Kita sering diajari bahwa hukum internasional adalah instrumen menjaga perdamaian dunia. Ia digambarkan netral, adil, dan berlaku sama untuk semua negara. Tetapi sejarah dan kenyataan berbicara lain: hukum internasional sering tajam ke negara lemah, tetapi tumpul ke negara kuat.
Sejarah & Asal-usul Hukum Internasional Barat
Hukum internasional modern lahir dari rahim kolonialisme dan perang dunia. Setelah perang usai, negara-negara Barat—khususnya Amerika Serikat, Inggris, dan sekutunya—merancang aturan global yang mereka sebut “universal.” Lembaga seperti Perserikatan Bangsa-Bangsa (PBB) dibentuk, konvensi internasional disusun, dan standar hukum ditetapkan.
Namun, siapa yang paling diuntungkan? Tentu saja mereka yang duduk di kursi kekuasaan. Negara-negara besar menjadi penentu agenda, sementara negara kecil hanya bisa ikut menandatangani tanpa daya tawar yang sejajar. Maka sejak awal, hukum internasional lebih mirip perpanjangan tangan politik global Barat.
Kasus Nyata: Hukum yang Tak Adil
Contoh paling nyata adalah Palestina. Puluhan resolusi PBB menuntut Israel menghentikan penjajahan dan penggusuran, tetapi tidak pernah ditegakkan. Israel tetap kebal, karena dilindungi oleh veto Amerika di Dewan Keamanan.
Invasi Irak tahun 2003 pun sama.
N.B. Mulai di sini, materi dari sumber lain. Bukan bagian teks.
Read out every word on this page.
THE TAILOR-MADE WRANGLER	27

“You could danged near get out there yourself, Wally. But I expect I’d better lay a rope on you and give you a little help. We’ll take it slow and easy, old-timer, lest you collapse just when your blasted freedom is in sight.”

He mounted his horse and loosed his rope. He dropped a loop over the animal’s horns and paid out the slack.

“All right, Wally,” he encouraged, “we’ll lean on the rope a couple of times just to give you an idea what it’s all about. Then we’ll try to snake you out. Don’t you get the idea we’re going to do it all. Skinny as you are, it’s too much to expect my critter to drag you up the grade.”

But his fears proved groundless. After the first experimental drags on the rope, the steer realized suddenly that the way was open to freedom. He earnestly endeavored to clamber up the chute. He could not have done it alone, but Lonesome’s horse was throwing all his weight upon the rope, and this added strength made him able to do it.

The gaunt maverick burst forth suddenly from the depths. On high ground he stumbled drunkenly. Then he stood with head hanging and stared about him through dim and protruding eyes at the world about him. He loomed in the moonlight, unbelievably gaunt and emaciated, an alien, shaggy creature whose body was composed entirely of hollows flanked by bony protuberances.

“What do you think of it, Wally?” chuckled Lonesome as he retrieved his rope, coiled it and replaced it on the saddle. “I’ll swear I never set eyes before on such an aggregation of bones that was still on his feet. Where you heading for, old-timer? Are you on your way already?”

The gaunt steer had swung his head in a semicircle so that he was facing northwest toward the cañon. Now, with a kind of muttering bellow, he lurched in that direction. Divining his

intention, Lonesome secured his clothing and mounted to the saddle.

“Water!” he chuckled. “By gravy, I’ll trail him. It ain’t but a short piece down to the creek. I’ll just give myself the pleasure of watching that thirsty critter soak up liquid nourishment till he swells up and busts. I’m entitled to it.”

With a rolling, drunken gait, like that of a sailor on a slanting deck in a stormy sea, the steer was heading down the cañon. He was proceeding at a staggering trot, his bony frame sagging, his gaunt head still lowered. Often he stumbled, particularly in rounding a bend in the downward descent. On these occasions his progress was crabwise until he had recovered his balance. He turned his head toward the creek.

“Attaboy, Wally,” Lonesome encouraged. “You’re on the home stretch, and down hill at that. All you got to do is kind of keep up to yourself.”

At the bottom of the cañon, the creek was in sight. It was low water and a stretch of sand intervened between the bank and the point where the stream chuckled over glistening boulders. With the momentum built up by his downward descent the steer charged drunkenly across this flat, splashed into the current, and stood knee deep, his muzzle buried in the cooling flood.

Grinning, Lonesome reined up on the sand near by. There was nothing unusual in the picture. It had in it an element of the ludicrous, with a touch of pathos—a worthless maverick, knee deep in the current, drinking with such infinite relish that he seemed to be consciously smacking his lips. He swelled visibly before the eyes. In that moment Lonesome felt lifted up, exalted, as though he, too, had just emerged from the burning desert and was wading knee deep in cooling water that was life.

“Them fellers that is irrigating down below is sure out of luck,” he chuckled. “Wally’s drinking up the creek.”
Serangan militer Amerika Serikat dilakukan tanpa dasar hukum internasional yang sah, tetapi tetap dicarikan legitimasi lewat jargon “senjata pemusnah massal.” Dunia tahu alasan itu palsu, namun hukum internasional tak berdaya menghadapi kepentingan adidaya.
Hari ini, bahkan perjanjian ekstradisi antarnegara pun bisa dilihat sebagai instrumen politik. Indonesia dan Rusia memang punya kepentingan bersama, tetapi jangan lupa: mekanisme hukum internasional sering dipakai bukan untuk melindungi, melainkan untuk mengikat dan mengontrol. Hukum jadi alat kepentingan, bukan payung keadilan.